I'm pretty sure the local mechanic used less grease, however, with little understanding of the effect on my arteries, I got stuck in.  Using my fork to make random kebabs of all the parts that made up the breakfast, I worked my way through the feast. After finishing the heart attack inducing meal and washed it down with sweet tea, dad and I sat back and enjoyed the ambiance of the greasy spoon.

In the good old days when knocking up a breakfast such as this, it would be common to drop a knob of lard into the pan before beginning to fry.  Alas, these days with the onset of the health conscious diet, using rice bran oil is much more sensible choice.  If you really want to be healthy, well healthier, you might want to grill the sausages, bacon etc., but then can you call it a fry up?  The key element to an english breakfast is the timing.  You don't want to start cooking eggs, toast etc., at the same time as throwing your sausages in the pan, as you'll have a half plate of cold food.  

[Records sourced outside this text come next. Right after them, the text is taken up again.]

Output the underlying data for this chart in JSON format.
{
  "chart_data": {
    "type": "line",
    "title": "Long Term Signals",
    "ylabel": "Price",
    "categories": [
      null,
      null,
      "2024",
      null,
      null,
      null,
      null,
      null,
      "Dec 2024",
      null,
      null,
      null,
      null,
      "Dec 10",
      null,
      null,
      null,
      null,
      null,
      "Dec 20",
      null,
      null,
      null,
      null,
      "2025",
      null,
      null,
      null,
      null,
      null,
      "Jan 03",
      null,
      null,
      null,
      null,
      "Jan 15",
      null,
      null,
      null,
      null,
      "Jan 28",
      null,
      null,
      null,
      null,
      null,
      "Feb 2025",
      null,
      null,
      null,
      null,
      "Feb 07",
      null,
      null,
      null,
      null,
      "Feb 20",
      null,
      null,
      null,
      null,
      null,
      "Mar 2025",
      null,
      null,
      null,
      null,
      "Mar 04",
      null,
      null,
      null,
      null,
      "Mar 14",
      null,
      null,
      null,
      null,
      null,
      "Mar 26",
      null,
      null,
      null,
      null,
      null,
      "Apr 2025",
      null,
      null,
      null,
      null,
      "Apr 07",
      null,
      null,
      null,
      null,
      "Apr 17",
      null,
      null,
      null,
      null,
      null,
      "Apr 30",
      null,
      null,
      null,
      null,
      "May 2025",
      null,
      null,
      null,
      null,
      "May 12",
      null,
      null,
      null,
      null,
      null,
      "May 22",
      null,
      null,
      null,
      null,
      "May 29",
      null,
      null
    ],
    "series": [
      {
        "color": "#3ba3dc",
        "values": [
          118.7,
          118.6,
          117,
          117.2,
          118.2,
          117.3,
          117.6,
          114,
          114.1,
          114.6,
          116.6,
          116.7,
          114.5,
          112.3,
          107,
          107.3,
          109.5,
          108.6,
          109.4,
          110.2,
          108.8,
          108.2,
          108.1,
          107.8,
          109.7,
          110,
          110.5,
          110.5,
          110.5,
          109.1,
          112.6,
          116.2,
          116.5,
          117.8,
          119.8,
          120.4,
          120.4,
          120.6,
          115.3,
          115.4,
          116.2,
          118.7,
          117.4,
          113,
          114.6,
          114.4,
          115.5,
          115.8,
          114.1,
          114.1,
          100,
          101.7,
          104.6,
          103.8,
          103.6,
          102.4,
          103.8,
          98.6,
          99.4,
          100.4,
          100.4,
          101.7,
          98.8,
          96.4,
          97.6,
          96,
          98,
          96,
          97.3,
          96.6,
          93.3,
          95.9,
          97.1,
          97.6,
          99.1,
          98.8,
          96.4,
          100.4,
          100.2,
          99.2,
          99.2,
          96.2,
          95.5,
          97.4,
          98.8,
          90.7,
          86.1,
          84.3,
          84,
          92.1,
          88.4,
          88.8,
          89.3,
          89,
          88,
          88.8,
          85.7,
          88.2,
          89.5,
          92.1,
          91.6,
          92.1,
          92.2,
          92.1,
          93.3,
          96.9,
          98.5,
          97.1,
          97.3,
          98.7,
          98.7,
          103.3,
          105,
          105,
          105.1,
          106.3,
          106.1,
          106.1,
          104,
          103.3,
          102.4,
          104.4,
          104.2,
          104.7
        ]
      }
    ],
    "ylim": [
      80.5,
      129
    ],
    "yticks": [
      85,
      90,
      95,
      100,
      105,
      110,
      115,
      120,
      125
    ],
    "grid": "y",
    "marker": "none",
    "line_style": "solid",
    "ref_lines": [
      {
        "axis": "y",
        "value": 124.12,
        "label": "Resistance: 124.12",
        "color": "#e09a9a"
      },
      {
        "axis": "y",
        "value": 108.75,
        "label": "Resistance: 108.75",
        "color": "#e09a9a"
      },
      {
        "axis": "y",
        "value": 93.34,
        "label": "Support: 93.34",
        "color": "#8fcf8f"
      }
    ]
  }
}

A quick tip from my South African buddy is to throw your sausages into boiling water, which ensures they are quickly cooked throughout and you only need to fry for a few minutes afterwards to get that lovely fried look.   Oh and for the fried bread, save this until you've cooked everything else in the pan, add some more oil and let that bread soak up all those tasty juices.

This isn't the healthiest of meals, even if you reduce the amount of frying as above but life is all about moderation and this really is a great treat every now and again.  Unfortunately the demise of the greasy spoon, certainly in the UK, has meant you'll be hard pressed to find the atmosphere I experienced above, alas the enjoyment of a full english cooked at home can be just as satisfying (and probably less likely to cause cancer).